Swaziland. The undemocratic regime’s oppression of political dissent continued, and there were signs of frustration in the regime over the growing popularity of the opposition among the population. The police were suspected of faking a series of fire bomb attacks, which were then used as grounds for arresting members of political parties and trade unions. The arrested were charged with terrorism.
According to COUNTRYAAH, Eswatini has a population of 1.136 million (2018). About 50 people were arrested by police ahead of a planned protest against the regime in September. They were later released and the demonstration was conducted in the country’s commercial center Manzini with demands for democratization. South African union activists were prevented from participating in the demonstration and deported.
Prime Minister Barnabas Dlamini said after the protest that dissidents and foreigners who settled in Swaziland’s affairs should be punished with the traditional sipakatane, or bastinado, footwear bull. It means breaking the soles of your feet with a nail board. The opposition demanded that the government take back the statement and labeled it as a declaration of war against both Swaziland and foreigners.
Africa’s grandmothers called themselves a group that gathered in Swaziland in May to discuss how HIV and AIDS affected their lives. Grandmothers and grandmothers have been forced to bear a heavy burden in Africa’s AIDS disaster, when they have taken responsibility for orphaned grandchildren. The conference, which gathered around 500 women from 13 sub-Saharan countries, hoped to create a solidarity movement for Africa’s maternal and grandmothers. Over 70 percent of the world’s HIV and AIDS victims are in sub-Saharan Africa, and Swaziland has the highest HIV/AIDS incidence in the world. More than 42 percent of all pregnant women are reported to be HIV-infected.
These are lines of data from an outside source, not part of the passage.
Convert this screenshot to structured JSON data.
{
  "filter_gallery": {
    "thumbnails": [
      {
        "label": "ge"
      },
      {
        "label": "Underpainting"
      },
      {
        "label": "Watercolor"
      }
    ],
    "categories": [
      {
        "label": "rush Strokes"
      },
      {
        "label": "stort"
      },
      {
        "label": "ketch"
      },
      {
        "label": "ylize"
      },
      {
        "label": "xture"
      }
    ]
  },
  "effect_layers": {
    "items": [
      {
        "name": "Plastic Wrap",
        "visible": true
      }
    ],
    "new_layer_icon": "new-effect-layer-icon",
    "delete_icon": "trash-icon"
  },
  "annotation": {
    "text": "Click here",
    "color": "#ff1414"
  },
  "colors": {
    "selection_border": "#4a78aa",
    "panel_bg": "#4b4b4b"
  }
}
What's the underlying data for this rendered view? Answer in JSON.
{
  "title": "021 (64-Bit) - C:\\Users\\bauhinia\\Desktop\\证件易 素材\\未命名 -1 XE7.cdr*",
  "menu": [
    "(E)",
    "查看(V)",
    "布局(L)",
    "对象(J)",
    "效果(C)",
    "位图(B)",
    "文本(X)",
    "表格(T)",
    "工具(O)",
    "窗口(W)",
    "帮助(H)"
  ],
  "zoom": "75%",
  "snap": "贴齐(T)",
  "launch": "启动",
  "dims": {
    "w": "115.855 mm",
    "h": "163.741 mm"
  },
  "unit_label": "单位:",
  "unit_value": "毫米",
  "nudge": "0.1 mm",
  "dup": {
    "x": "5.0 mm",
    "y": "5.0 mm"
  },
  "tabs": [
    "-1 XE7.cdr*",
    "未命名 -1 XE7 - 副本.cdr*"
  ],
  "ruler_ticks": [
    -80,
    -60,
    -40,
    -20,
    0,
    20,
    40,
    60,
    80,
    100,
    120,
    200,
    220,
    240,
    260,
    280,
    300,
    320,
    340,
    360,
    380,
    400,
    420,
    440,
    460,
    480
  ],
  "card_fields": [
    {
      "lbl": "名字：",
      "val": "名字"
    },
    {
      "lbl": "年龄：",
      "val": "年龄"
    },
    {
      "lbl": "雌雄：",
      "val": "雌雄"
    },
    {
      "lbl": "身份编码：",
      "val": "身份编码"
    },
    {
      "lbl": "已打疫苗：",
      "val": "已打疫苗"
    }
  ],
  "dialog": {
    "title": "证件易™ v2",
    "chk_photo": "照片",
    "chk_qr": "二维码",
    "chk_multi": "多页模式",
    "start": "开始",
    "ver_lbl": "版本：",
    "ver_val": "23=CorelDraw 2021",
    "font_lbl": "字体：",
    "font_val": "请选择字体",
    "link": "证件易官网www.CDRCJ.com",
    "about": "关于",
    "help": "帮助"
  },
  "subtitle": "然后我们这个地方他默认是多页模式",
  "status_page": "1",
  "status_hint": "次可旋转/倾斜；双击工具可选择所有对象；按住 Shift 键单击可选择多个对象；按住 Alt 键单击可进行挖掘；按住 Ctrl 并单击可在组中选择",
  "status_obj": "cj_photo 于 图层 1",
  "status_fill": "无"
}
AIDS activists were upset when one of the King’s top advisers stated that the extent of the country’s HIV epidemic is exaggerated in favor of the drug companies.
Swaziland’s highest court declared in a ruling in May that the government is not obliged to provide free schooling in the low school, even though this is provided for in the constitution. According to the court, free schooling is dependent on existing resources, but human rights organizations have argued that the government violates human rights when students have to pay fees and when those who cannot afford to pay are suspended from school. Four out of ten families in Swaziland live below the poverty line, while the absolute monarch and his court are wallowing in luxury.
In August, the country’s Justice Minister resigned after being accused of having a sexual relationship with one of King Mswati’s 13 wives.